Therapeutic activity of macrophage-targeted LPC formulations of GF9 (alone or as a part of trifunctional peptides GA31 and GE31) recently demonstrated in an alcoholic liver disease (ALD) mouse model [44] further confirmed the potential of ligand-independent TREM-1 inhibition to create therapeutic opportunities for multiple inflammation-associated diseases. The TREM-1 inhibitory SCHOOL formulations used in this study all ameliorated early phases of inflammation and neutrophil and macrophage recruitment and activation in the liver, and attenuated hepatocyte damage and liver steatosis [44]. Given that ALD and nonalcoholic steatohepatitis (NASH) are similar in terms of pathological observations and pathogenesis, these findings suggest that GF9 therapy represents a promising therapeutic approach for the treatment of both liver diseases.

Concluding remarks

By uncovering the molecular mechanisms of transmembrane signal transduction and revealing key points of its therapeutic control at the level of druggable PPIs, the SCHOOL drug discovery platform significantly contributes to the development of novel pharmacological approaches.

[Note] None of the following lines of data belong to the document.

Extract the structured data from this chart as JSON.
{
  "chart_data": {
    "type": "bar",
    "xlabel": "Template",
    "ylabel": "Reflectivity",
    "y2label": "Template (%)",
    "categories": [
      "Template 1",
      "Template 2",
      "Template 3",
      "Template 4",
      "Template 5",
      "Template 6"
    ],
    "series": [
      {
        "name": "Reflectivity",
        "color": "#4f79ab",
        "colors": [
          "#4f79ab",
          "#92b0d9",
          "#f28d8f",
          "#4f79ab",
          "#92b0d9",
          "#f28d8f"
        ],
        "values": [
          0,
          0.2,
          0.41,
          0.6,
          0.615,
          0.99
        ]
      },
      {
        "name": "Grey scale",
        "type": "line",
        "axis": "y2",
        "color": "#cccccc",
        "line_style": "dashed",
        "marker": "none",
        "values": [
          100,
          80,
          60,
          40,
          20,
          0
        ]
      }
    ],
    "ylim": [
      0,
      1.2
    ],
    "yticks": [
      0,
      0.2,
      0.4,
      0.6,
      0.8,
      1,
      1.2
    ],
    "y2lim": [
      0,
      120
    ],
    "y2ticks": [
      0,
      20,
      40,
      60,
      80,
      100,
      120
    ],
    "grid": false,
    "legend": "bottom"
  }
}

Importantly, the platform suggests that the common structural architecture of functionally unrelated cell receptors dictates the same molecular mechanisms of their triggering. This not only overcomes the limitations of the decades-long ‘Blind men and an elephant’ paradigm in our molecular understanding of transmembrane signaling, but also suggests for the first time the similarity of therapeutic targets in seemingly unrelated diseases. This, in turn, makes possible the development of global pharmacological approaches by transferring and exchanging our scientific and clinical knowledge, experience, and therapeutic strategies between these diseases.

One of the most interesting and important features of the SCHOOL platform-revealed immunomodulatory strategies is their independence on ligand binding. This is especially important in therapeutic targeting of TREM-1 receptor, the ligand(s) of which remain uncertain.

Successful applications of the SCHOOL strategy in vitro and in vivo to therapeutically target the intramembrane PPIs involved in triggering of unrelated receptors that are expressed on different cells (e.g., TCR, GPVI, NK receptors, and TREM-1) provided compelling evidence to support the utility of the SCHOOL platform in the drug discovery and development. Furthermore, the use of the SCHOOL mechanisms by different viruses to disarm the immune system and escape the host immune response provides a unique example of how, by learning from nature, we can elucidate the billions years-old strategies that nature uses in organismal evolution and function and utilize them for therapeutic purposes.

Conflict of interests

A.B.S. is employed by SignaBlok, Inc., a company developing ligand-independent TREM-1 inhibitors.